Label: Lakeshore Records
Released: December 23, 2014
Tracks / Album Length: 13 tracks / (32:25)
Composer: Marc Streitenfeld
Special Notes: Available digitally (Dec. 23rd 2014) and on CD (March 10, 2015)
Although the score is built around a main theme – a series of step-like notes with sudden pauses and melody redolent of a child’s song – there’s a fascinating blend of unique sounds that allow After the Fall to stand on its own as a moody concept album depicting human desperation.

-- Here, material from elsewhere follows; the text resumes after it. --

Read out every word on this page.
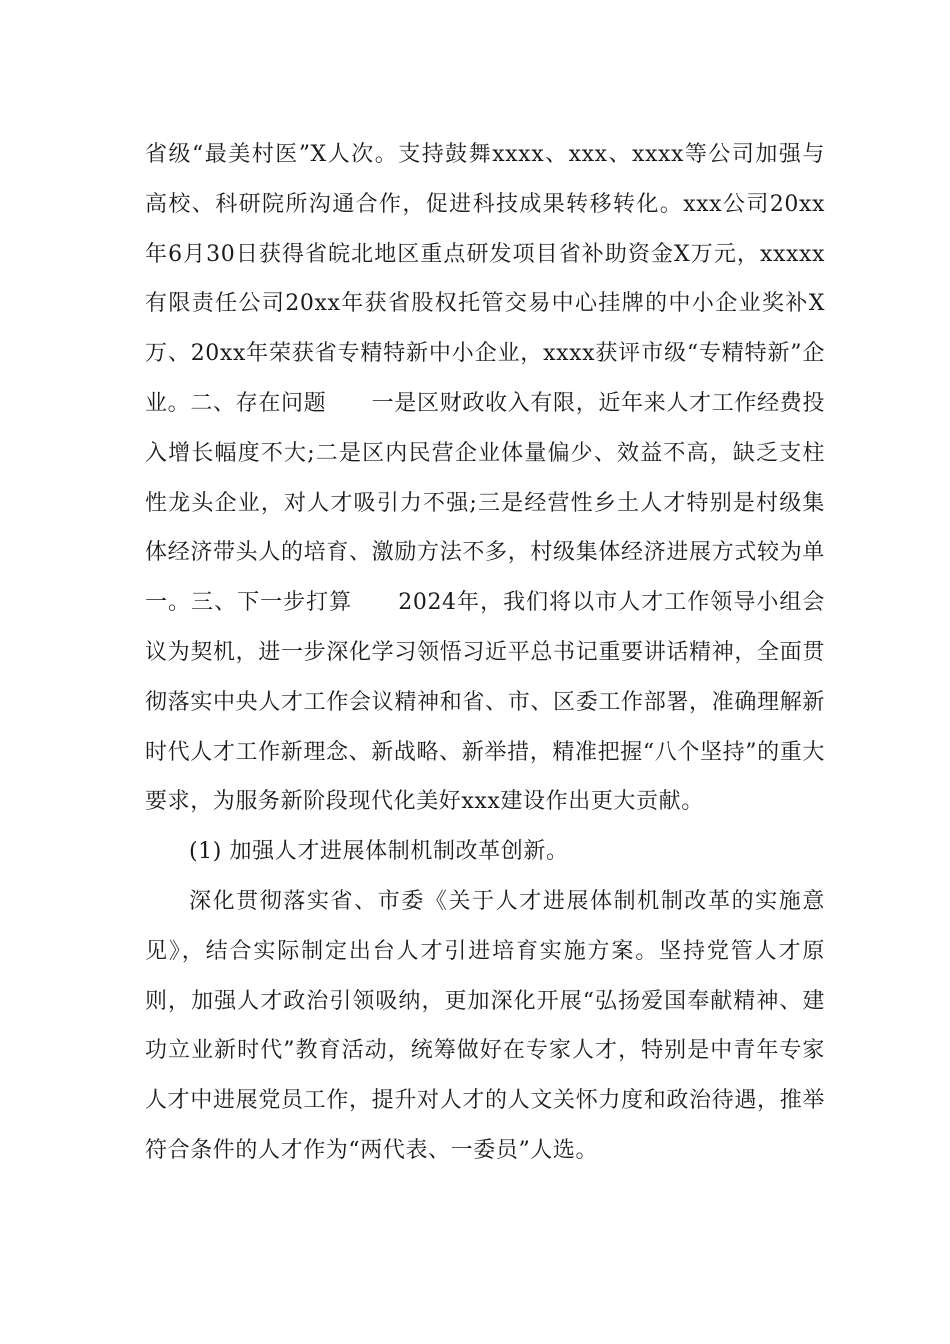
省级“最美村医”X人次。支持鼓舞xxxx、xxx、xxxx等公司加强与高校、科研院所沟通合作，促进科技成果转移转化。xxx公司20xx年6月30日获得省皖北地区重点研发项目省补助资金X万元，xxxxx有限责任公司20xx年获省股权托管交易中心挂牌的中小企业奖补X万、20xx年荣获省专精特新中小企业，xxxx获评市级“专精特新”企业。二、存在问题　　一是区财政收入有限，近年来人才工作经费投入增长幅度不大;二是区内民营企业体量偏少、效益不高，缺乏支柱性龙头企业，对人才吸引力不强;三是经营性乡土人才特别是村级集体经济带头人的培育、激励方法不多，村级集体经济进展方式较为单一。三、下一步打算　　2024年，我们将以市人才工作领导小组会议为契机，进一步深化学习领悟习近平总书记重要讲话精神，全面贯彻落实中央人才工作会议精神和省、市、区委工作部署，准确理解新时代人才工作新理念、新战略、新举措，精准把握“八个坚持”的重大要求，为服务新阶段现代化美好xxx建设作出更大贡献。

(1) 加强人才进展体制机制改革创新。

深化贯彻落实省、市委《关于人才进展体制机制改革的实施意见》，结合实际制定出台人才引进培育实施方案。坚持党管人才原则，加强人才政治引领吸纳，更加深化开展“弘扬爱国奉献精神、建功立业新时代”教育活动，统筹做好在专家人才，特别是中青年专家人才中进展党员工作，提升对人才的人文关怀力度和政治待遇，推举符合条件的人才作为“两代表、一委员”人选。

It’s also a cross-cultural score where the instrument and harmonics consists of sometimes disparate sounds: water glass tones in the first cues bars, Asian harmonies that morph into something more Celtic, sounds processed in reverse and back, and aspects of sound design applied as musical ornamentation.
“Connect” is where the score shifts to a darker emotional plain, and Marc Streitenfeld (Prometheus) emphasizes grinding string bass or string reverberations, with high pitched grating and electronic gyrating sounds (“Robberies”) using feedback, or a loose theme variation on an Ondes Martenot (“You Never Know”). “Wrath” isn’t filled with bombast or all-out distortion, but rather a grinding pulse, drifting echoey sounds, and a brief cluster of static before the main theme returns in a more desperate guise on cello.

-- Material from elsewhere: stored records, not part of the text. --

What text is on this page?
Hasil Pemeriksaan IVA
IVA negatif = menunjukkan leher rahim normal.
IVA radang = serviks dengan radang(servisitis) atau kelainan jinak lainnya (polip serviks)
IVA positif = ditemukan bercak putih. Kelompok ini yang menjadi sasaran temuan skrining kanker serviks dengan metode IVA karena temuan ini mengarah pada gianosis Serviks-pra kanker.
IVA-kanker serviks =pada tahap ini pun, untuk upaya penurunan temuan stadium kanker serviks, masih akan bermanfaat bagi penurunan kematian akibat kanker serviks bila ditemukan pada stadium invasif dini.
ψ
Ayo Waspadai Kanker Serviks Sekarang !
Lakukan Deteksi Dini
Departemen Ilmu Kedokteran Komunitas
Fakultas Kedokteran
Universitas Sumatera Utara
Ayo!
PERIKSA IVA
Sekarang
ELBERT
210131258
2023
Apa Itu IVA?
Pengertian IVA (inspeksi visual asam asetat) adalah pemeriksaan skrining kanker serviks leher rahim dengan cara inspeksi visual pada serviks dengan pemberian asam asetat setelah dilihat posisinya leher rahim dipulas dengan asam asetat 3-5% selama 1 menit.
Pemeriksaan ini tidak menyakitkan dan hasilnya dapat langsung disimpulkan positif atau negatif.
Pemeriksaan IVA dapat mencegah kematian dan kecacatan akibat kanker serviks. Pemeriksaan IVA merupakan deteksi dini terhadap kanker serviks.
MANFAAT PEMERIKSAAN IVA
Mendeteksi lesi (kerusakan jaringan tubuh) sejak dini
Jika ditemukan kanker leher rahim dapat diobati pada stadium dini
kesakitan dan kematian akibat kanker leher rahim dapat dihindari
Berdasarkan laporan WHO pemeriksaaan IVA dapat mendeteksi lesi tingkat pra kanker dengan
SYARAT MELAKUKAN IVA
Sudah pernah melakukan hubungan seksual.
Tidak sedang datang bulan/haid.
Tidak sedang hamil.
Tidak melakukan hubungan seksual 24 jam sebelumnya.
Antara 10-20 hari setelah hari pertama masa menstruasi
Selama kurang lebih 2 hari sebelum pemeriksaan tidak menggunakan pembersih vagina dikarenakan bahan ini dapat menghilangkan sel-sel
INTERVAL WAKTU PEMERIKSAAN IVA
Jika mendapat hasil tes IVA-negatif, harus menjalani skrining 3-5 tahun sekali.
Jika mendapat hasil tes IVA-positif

The score’s closing cues are more intimate, recapping the main theme in arrangements that are quite poignant, especially “Virtue,” where instead of adding reverb to the instruments’ tones, Steitenfeld creates an echo akin to a whale sighing in the distance. Paired with emulations of folk woodwinds, it’s a striking beautiful use of instrumental colour.
The intimacy of After the Fall isn’t hard to miss – smaller instrumentation, slight digital enhancements, and some fascinating theme variations – but it’s the way the score just emerges, hovers, and gently recedes with a series of calm, closing statements that make this small, relatively brief score such a treat. It could be longer, but everything that needs to be stated about the characters and conflicts already exist within Steitenfeld’s precise narrative.